There are two avenues of work I do. The first is my academic research in psychology and cognitive science. My main research interests are summarized below, and you can read a more in-depth synopsis here. The other is my writing and other projects geared toward a broader audience, which includes the following:
This is my show in which I interview eminent scientists, thinkers, and writers about the personal side of their intellectual journey. Each episode is about getting a glimpse into the person behind the idea. These episodes come out once a week on Tuesdays. Some of my favorite guests include Steven Pinker, Julia Shaw, Paul Bloom, Susan Fiske, Mark Granovetter, and Chantel Prat. Available anywhere you listen to podcasts.
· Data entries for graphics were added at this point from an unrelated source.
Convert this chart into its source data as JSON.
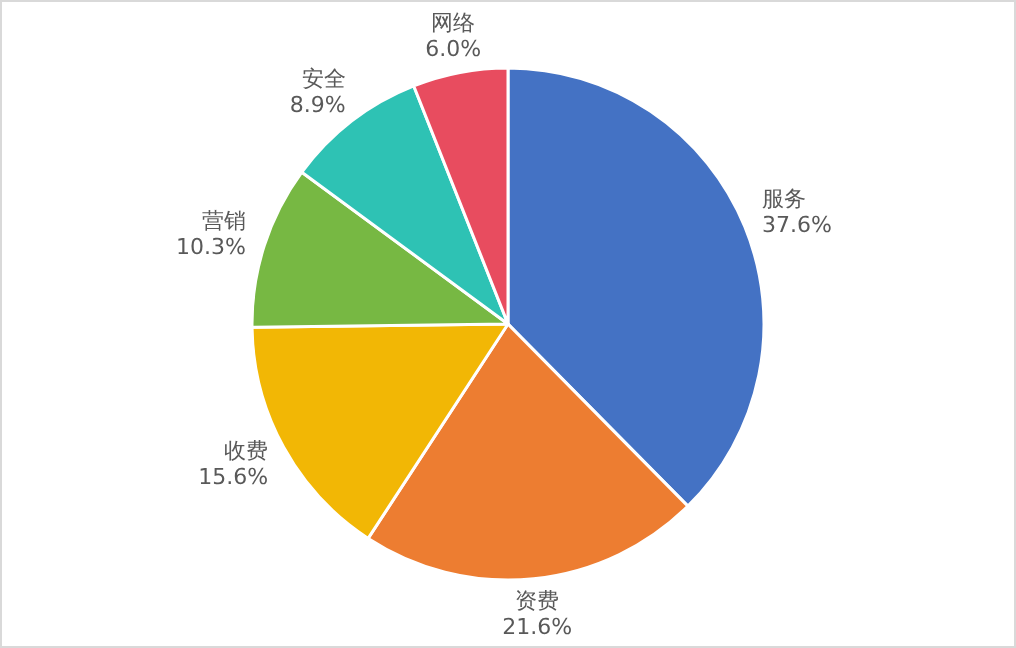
{
  "chart_data": {
    "type": "pie",
    "categories": [
      "服务",
      "资费",
      "收费",
      "营销",
      "安全",
      "网络"
    ],
    "values": [
      37.6,
      21.6,
      15.6,
      10.3,
      8.9,
      6.0
    ],
    "colors": [
      "#4472c4",
      "#ed7d31",
      "#f2b705",
      "#77b843",
      "#2ec2b4",
      "#e84c5f"
    ],
    "value_labels": [
      "37.6%",
      "21.6%",
      "15.6%",
      "10.3%",
      "8.9%",
      "6.0%"
    ]
  }
}
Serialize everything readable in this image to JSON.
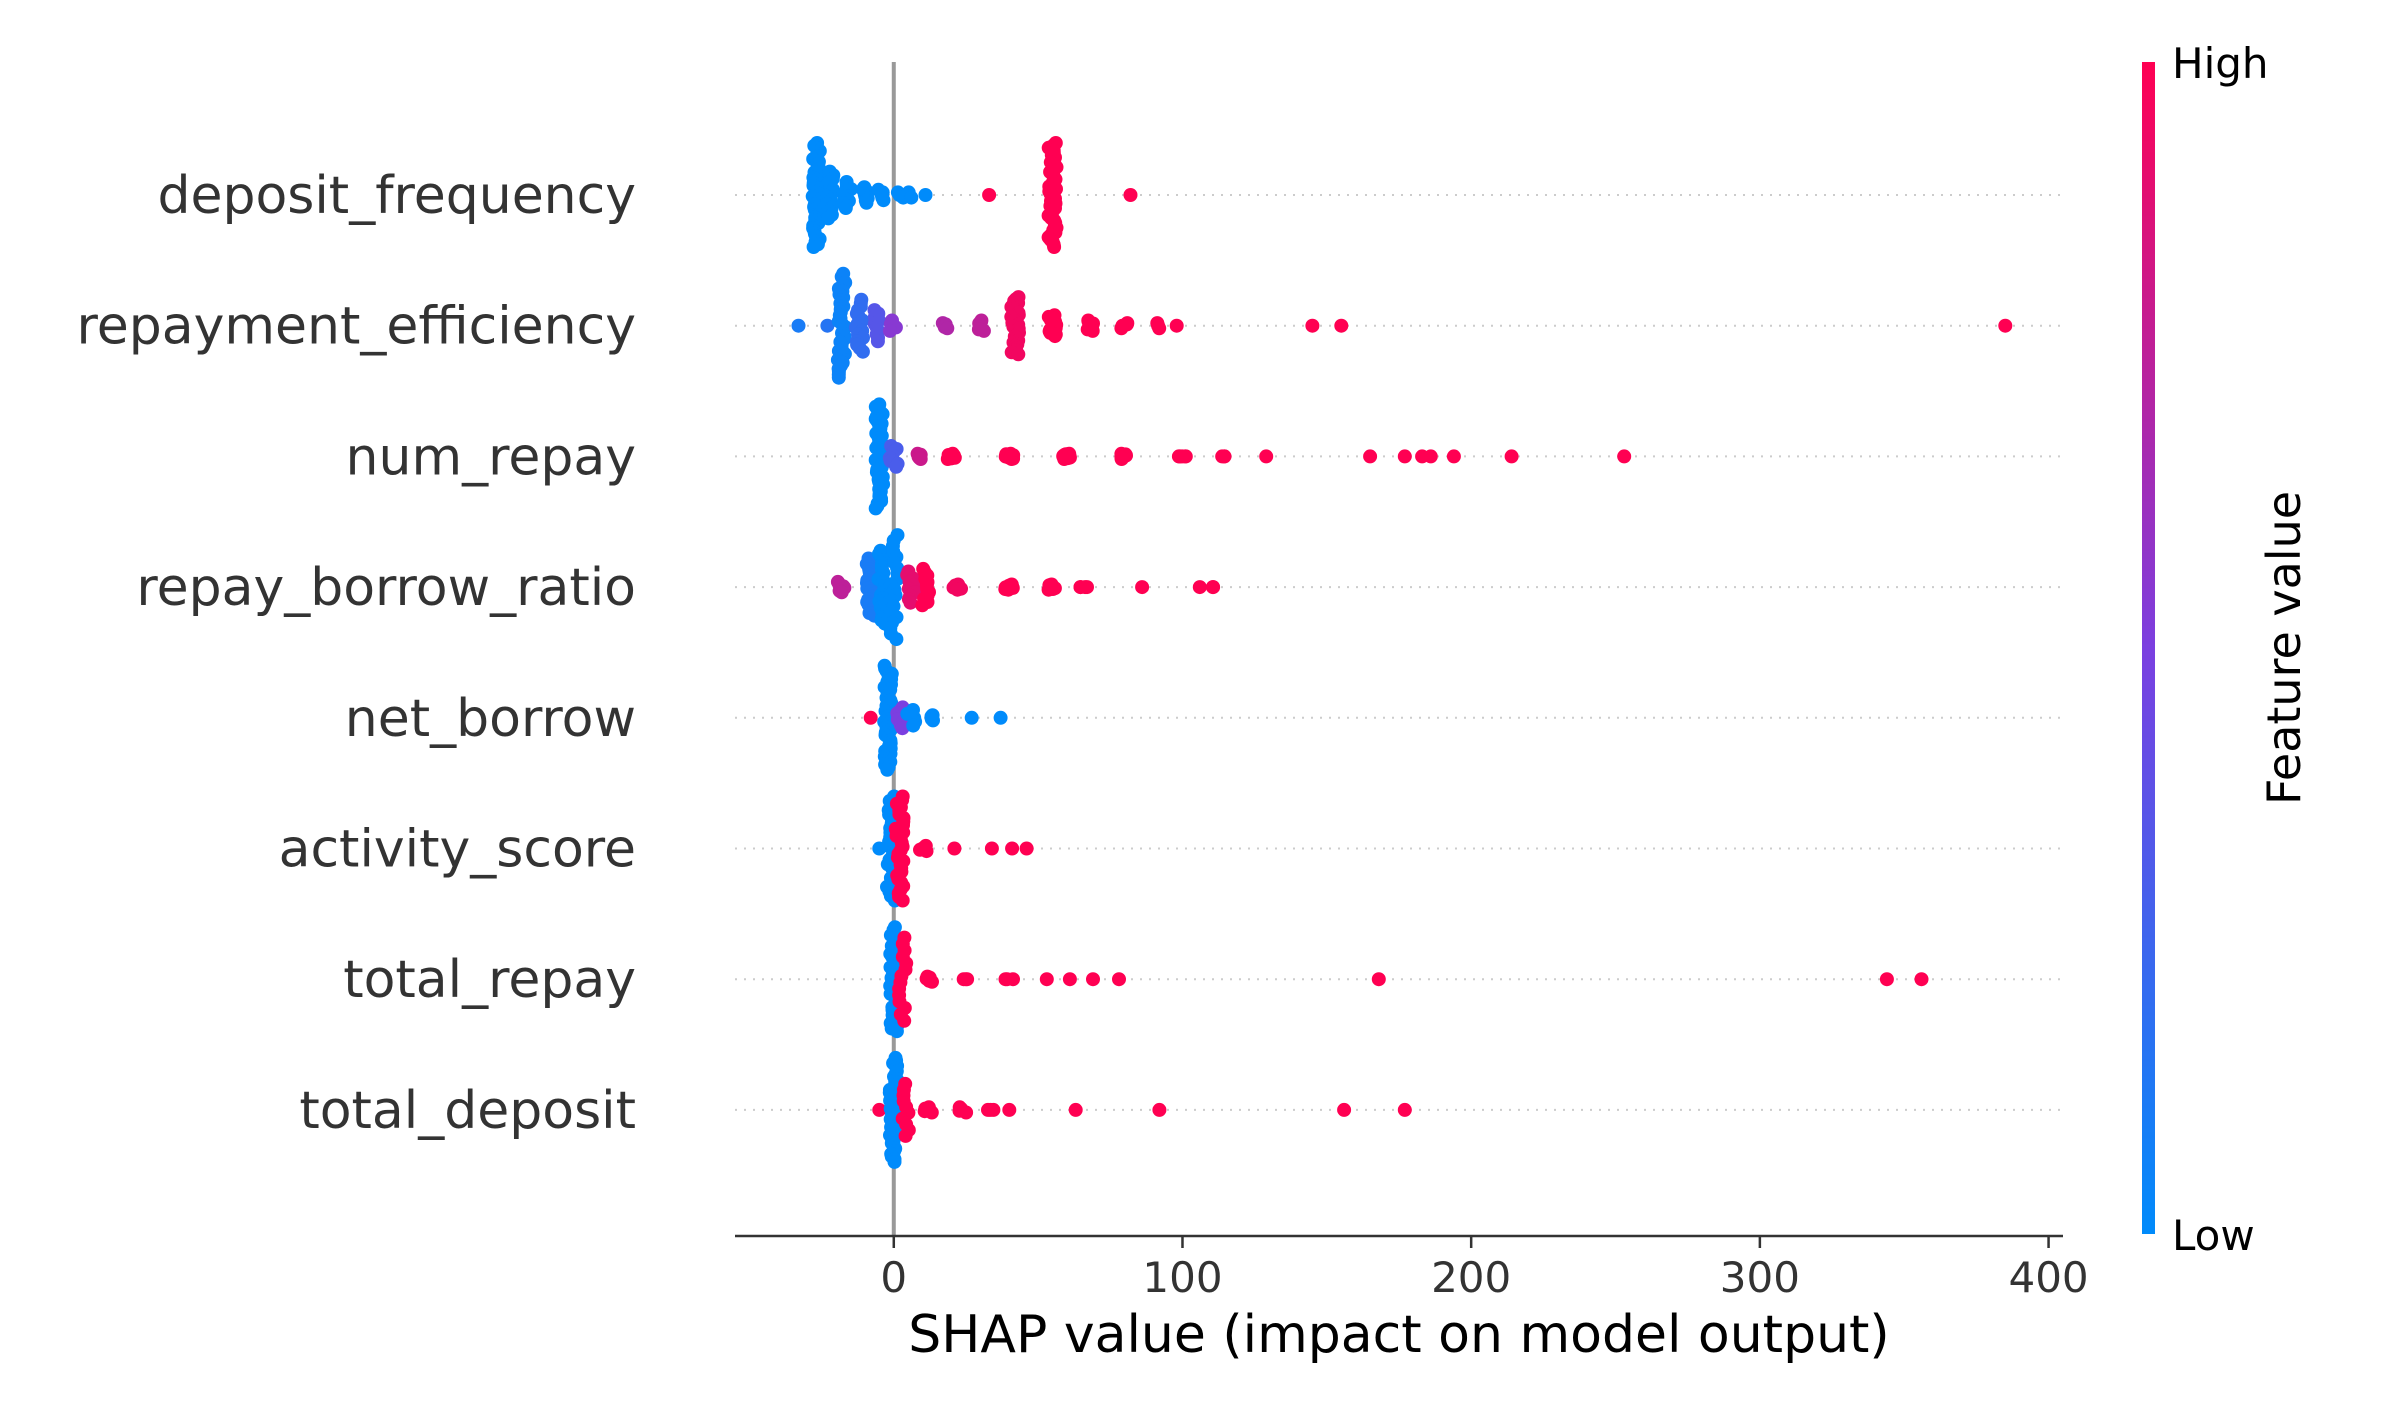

This is my travel show about the observations of a psychologist abroad. In the first season, we go to ten different locations -- from the 2018 World Cup in Russia, to a road trip through the Mountain Kingdom of Lesotho, to Christmas in Myanmar -- to get a sense of the place and its people. It's a vein of writing that's fueled by my not-so-secret obsession with anthropologists.
I write about psychological research, the history of ideas, and human-driven narratives. My pieces have appeared in Nautilus, Scientific American, Psychology Today. I also publish pieces on my blog. These are some of my favorites.
My newsletter comes out every other week on Fridays. It's called Dear Luke. It's the most personal writing I do, and in it I detail some sort of challenge I've been facing recently and how I've begun to address it. This is the best way to keep up with my writing and podcasts as they are released.
One of the biggest problems we face today in society is that we have a hard time making sense of people who are different from ourselves. If someone comes from a different background -- whether it's in terms of culture, race, politics, or religion -- it's much harder to make sense of the way they see things than someone with whom you have all this in common. My research is about how we make sense of people who are different from ourselves: when we do it well, when we fail, and how we can be better.
The basic thrust of my work on this (which is in its very early stages) is that understanding others doesn't take fancy mental gymnastics, being good at "putting yourself in their shoes," or a sophisticated algorithm for what psychologists call "theory of mind." Instead, it's a function of whether or not you're willing to put in the effort. Are you going to spend the time to seek out conversations with those people? To read their books? To give some thought to where they might be coming from? It's that willingness to engage that allows us to see things from another's perspective rather than any special capacity for empathic insight.